Aside from the habitat theory criticism already noted, bond investment expectation theory seems to also hold internal contradiction, namely the contradiction between (a) the expectation of long-term interest rates predicting short-term rates versus (b) the hedging function of short-term roll-overs: if a return is truly predicted, a hedging function (though wise) is not required.
Motivational "expectancy theory" differs from investment expectation theory in that motivational expectancy theory asserts a motivational impetus (i.e., source of action) based upon a hope or unstated promise of a future action or good occurring. In law, a common example of expectancy theory describes how it is often applied to heirs named (or not named) in a will: though there is no firm commitment made to the delivery of future good, the heirs have an expectation of good based upon present circumstances. The expectancy is not rooted in vested commitment because circumstances can change resulting in change(s) to the expected terms of the will, potentially even right up until the day of death.
Though there are similarities between bond investment expectation and motivational expectancy theories, which are based upon the nature of expectation, there are significant differences. The primary difference being, of course, the concrete application of one to real-world investment and investment returns versus the theoretical hope of material future good based upon hypothetical and changeable life circumstances. These two theoretical applications of expectancy are very different theories in material terms, one having near-immediate material results versus hypothetical potential material results in an ill-defined future.
A good summary of expectancy theory is that the motivation to do something is based on the desirability of the expected outcome. More formally, motivational force (MF) = Expectancy * Instrumentality * Valence.

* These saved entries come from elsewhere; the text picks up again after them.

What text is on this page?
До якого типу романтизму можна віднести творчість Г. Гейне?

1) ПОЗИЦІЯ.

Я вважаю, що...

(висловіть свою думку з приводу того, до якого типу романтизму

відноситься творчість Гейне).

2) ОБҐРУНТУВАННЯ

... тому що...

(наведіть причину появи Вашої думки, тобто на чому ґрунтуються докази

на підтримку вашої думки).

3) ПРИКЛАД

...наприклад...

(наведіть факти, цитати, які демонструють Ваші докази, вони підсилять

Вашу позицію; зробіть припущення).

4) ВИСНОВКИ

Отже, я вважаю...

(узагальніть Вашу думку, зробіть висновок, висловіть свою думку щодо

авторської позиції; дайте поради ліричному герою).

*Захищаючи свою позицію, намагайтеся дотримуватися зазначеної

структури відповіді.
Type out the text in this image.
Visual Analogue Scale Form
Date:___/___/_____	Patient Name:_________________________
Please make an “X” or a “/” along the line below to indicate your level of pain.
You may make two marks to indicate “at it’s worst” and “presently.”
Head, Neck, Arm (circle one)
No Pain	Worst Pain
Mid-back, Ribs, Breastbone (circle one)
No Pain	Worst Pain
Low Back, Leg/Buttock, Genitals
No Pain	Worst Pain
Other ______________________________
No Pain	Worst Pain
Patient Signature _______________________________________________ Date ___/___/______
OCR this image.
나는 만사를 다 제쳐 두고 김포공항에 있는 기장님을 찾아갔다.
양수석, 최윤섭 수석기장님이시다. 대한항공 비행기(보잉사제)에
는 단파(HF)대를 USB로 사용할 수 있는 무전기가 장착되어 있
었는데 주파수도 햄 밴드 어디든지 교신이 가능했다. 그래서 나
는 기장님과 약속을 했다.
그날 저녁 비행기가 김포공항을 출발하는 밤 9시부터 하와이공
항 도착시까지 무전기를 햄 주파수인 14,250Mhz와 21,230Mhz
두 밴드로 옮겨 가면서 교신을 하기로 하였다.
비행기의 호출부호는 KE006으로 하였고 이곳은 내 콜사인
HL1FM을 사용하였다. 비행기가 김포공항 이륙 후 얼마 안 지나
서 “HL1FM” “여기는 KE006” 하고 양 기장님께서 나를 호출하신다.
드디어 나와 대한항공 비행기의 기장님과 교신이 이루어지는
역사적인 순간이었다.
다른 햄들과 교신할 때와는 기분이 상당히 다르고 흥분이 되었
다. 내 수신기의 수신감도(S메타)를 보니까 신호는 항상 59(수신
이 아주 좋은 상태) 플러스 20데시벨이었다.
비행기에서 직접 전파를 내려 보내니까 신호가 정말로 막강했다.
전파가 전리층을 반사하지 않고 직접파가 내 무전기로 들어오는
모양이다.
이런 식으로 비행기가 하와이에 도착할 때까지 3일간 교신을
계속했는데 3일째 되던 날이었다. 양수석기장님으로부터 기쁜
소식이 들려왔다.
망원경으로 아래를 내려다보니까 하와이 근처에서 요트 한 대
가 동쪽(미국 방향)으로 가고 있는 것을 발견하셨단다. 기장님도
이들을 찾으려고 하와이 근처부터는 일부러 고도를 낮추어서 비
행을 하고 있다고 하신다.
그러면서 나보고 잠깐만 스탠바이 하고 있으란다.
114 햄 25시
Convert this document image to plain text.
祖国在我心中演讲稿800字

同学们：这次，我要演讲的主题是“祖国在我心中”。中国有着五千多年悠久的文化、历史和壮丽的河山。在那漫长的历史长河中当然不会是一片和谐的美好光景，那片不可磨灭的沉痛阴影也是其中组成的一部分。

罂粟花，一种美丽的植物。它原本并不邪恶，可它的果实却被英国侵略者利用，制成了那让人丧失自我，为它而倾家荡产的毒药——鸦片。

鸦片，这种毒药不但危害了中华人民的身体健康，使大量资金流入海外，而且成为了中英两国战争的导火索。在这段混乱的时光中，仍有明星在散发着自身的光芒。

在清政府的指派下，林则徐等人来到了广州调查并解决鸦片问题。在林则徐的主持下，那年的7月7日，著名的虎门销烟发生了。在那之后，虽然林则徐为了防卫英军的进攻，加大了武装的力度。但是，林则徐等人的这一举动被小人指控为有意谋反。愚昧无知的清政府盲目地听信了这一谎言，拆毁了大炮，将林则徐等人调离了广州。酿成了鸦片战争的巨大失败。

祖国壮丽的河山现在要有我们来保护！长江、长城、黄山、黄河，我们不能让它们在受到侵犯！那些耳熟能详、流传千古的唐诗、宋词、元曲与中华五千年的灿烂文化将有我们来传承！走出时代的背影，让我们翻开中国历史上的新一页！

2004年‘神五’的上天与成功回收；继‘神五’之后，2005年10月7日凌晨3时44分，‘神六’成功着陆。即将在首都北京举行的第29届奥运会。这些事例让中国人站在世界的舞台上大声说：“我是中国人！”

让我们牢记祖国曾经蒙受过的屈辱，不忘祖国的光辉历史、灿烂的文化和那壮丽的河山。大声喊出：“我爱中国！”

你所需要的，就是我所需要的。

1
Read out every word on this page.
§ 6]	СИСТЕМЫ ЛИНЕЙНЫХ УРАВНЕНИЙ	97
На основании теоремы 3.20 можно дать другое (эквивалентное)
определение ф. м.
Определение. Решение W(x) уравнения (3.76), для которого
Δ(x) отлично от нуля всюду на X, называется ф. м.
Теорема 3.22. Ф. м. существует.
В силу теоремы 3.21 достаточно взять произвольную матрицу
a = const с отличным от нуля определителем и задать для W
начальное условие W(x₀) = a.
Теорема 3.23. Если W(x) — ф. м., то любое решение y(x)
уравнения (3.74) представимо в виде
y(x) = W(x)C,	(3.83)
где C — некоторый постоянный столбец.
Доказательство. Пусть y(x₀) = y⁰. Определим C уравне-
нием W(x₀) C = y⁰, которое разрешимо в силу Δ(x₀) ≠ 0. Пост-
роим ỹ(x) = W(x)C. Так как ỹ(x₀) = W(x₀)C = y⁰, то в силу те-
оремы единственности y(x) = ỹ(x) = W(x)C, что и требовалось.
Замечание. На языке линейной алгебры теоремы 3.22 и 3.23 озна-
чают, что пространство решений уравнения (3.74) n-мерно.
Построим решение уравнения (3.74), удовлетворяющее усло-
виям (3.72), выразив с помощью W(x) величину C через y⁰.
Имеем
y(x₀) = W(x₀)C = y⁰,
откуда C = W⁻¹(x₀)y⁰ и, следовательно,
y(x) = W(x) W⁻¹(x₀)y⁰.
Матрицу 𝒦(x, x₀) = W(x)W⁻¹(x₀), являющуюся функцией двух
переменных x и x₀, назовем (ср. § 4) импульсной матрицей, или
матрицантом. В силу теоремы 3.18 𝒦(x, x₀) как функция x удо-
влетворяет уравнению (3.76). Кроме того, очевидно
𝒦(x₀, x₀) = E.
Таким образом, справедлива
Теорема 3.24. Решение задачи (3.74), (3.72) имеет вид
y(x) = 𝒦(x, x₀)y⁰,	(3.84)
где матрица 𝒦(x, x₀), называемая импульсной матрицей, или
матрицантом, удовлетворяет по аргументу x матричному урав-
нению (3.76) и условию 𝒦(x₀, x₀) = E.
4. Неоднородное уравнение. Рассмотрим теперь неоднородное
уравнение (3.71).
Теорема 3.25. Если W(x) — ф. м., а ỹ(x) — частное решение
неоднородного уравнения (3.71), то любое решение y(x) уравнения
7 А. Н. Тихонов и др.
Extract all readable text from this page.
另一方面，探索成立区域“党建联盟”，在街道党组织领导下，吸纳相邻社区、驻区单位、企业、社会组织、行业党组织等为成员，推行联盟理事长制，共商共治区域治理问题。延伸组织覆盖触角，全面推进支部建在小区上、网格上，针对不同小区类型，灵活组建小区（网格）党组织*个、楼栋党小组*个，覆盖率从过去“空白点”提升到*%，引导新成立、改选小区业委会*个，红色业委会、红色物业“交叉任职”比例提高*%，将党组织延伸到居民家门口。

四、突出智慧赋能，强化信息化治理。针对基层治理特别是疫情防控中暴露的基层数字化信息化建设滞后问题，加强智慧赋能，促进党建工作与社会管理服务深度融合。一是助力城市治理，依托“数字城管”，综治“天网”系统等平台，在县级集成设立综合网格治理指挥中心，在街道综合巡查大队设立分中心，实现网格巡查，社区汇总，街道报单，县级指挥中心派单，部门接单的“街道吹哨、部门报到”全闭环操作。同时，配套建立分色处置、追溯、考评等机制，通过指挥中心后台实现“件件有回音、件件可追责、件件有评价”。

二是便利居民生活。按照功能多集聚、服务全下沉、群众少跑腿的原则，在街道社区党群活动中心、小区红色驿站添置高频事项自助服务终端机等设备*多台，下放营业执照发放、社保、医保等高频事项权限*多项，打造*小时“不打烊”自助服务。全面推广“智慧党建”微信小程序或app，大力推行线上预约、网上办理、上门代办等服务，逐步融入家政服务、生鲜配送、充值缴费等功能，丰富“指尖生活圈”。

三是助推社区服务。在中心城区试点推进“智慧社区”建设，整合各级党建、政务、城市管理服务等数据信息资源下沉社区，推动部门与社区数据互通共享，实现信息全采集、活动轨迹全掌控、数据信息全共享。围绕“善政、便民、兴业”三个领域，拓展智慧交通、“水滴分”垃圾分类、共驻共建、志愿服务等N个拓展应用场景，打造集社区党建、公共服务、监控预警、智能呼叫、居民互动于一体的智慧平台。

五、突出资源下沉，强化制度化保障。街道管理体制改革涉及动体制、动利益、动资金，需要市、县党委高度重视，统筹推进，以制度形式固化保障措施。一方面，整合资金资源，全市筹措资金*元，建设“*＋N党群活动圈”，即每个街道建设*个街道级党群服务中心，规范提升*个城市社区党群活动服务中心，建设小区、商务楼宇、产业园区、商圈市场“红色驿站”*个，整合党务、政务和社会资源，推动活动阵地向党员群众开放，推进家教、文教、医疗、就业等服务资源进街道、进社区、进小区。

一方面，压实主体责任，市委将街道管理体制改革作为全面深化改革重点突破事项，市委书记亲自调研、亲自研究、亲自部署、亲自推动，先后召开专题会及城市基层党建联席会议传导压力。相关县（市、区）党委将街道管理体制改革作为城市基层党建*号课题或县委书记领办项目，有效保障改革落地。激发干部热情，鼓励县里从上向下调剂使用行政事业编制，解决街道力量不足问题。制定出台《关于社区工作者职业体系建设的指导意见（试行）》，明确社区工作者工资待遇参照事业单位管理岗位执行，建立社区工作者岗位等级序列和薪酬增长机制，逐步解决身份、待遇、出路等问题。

Expectancy- the probability that the effort will yeild the expected result
Instrumentality- the probability that the expected result is desirable
Valence- the personal value of the reward
If I work harder, will my plant produce more? -Expectancy
If the plant produces more, will I make more money?- Instrumentality
Is it worth it to me to work harder so the plant produces more?- Valence
Importantly, the motivation to pursue a course of action is not solely dependant on the outcome. Other factors play into decision-making.